Robin Carlisle, the then Western Cape Minister of Transport and Public Works, closed down the testing station shortly after the bus accident, but the station reopened when the Western Cape High Court overturned Carlisle’s decision to close it down.
Last year following an inquest into the causes of the accident, Magistrate Derek Torlage found that there was prima facie evidence that the Western Cape Education Department, TJ testing station that issued a roadworthy certificate for the bus, the bus company owner and the driver had been negligent and that this had contributed to the disaster.
The matter was referred to the Director of Public Prosecutions (DPP) for a decision whether bus company owner Praveen Singh and testing station owner Eugene Labuschagne should be prosecuted, but the DPP decided not to prosecute.
Labuschagne would not comment on the Rheenendal incident.
The George Herald received a tip off about the Hawks' raid on Tuesday morning with the caller saying it was connected to alleged vehicle roadworthy certification fraud.
Captain Malcolm Pojie, Southern Cape police spokesperson said the investigation has been ongoing since December 2015 after a woman purchased a car from a foreign citizen.

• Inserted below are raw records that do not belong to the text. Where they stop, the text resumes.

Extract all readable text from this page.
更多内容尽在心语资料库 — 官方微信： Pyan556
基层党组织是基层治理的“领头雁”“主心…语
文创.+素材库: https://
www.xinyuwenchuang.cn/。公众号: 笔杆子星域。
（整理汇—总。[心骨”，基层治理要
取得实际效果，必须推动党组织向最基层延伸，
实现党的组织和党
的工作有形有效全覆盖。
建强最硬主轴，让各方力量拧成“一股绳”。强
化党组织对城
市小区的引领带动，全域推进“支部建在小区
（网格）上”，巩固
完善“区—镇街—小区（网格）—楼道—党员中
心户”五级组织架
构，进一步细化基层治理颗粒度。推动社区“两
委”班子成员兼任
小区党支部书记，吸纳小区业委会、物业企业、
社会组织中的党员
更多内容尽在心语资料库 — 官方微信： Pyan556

The buyer required a roadworthy certificate and looked to the seller to obtain one, who allegedly then obtained a road worthy certificate from TJ Motor Vehicle Testing Station without the vehicle ever being physically evaluated at the station.
At the beginning of 2016, the buyer of the vehicle took it to be evaluated by a second independent station, where it was found that the vehicle was not roadworthy. She then had the vehicle tested for a third time - this time by a municipal official - and it was found that the vehicle had in fact been deregistered (scrapped).
"Upon further investigation it was found that the three arrested were not the only suspects in the case. It is believed that this is not an isolated incident and further investigations will be conducted as we have reason to believe that more people have been conned," said Pojie.
The three men appeared in the George Magistrate court on Wednesday on charges of fraud and possible corruption.
The owner of the testing station, Eugene Labuschagne being interviewed by the SABC.